Is Westmoreland Care & Rehab Ctr Safe?

Based on CMS inspection data, WESTMORELAND CARE & REHAB CTR has a clean safety record: no substantiated abuse findings (meaning no confirmed cases of resident harm), no Immediate Jeopardy citations (the most serious violation level indicating risk of serious injury or death), and is not on the Special Focus Facility watch list (a federal program monitoring the lowest-performing 1% of nursing homes). The facility has a 4-star overall rating and ranks #1 of 100 nursing homes in Tennessee. While no facility is perfect, families should still ask about staff-to-resident ratios and recent inspection results during their visit.

Do Nurses at Westmoreland Care & Rehab Ctr Stick Around?

WESTMORELAND CARE & REHAB CTR has a staff turnover rate of 39%, which is about average for Tennessee nursing homes (state average: 46%). Moderate turnover is common in nursing homes, but families should still ask about staff tenure and how the facility maintains care continuity when employees leave.

Was Westmoreland Care & Rehab Ctr Ever Fined?

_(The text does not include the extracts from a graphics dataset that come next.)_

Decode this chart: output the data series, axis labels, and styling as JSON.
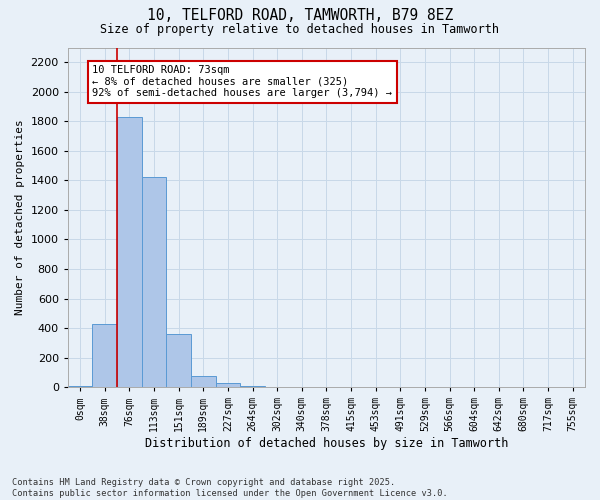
{
  "title_line1": "10, TELFORD ROAD, TAMWORTH, B79 8EZ",
  "title_line2": "Size of property relative to detached houses in Tamworth",
  "xlabel": "Distribution of detached houses by size in Tamworth",
  "ylabel": "Number of detached properties",
  "bar_labels": [
    "0sqm",
    "38sqm",
    "76sqm",
    "113sqm",
    "151sqm",
    "189sqm",
    "227sqm",
    "264sqm",
    "302sqm",
    "340sqm",
    "378sqm",
    "415sqm",
    "453sqm",
    "491sqm",
    "529sqm",
    "566sqm",
    "604sqm",
    "642sqm",
    "680sqm",
    "717sqm",
    "755sqm"
  ],
  "bar_values": [
    10,
    425,
    1830,
    1420,
    360,
    75,
    25,
    10,
    0,
    0,
    0,
    0,
    0,
    0,
    0,
    0,
    0,
    0,
    0,
    0,
    0
  ],
  "bar_color": "#aec6e8",
  "bar_edge_color": "#5a9ad4",
  "property_line_color": "#cc0000",
  "ylim": [
    0,
    2300
  ],
  "yticks": [
    0,
    200,
    400,
    600,
    800,
    1000,
    1200,
    1400,
    1600,
    1800,
    2000,
    2200
  ],
  "annotation_text": "10 TELFORD ROAD: 73sqm\n← 8% of detached houses are smaller (325)\n92% of semi-detached houses are larger (3,794) →",
  "annotation_edge_color": "#cc0000",
  "grid_color": "#c8d8e8",
  "background_color": "#e8f0f8",
  "footer_line1": "Contains HM Land Registry data © Crown copyright and database right 2025.",
  "footer_line2": "Contains public sector information licensed under the Open Government Licence v3.0."
}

WESTMORELAND CARE & REHAB CTR has no federal fines on record. CMS issues fines when nursing homes fail to meet care standards or don't correct problems found during inspections. The absence of fines suggests the facility has either maintained compliance or corrected any issues before penalties were assessed. This is a positive indicator, though families should still review recent inspection reports for the full picture.

Is Westmoreland Care & Rehab Ctr on Any Federal Watch List?

WESTMORELAND CARE & REHAB CTR is not on any federal watch list. The most significant is the Special Focus Facility (SFF) program, which identifies the bottom 1% of nursing homes nationally based on persistent, serious quality problems. Not being on this list means the facility has avoided the pattern of deficiencies that triggers enhanced federal oversight. This is a positive indicator, though families should still review the facility's inspection history directly.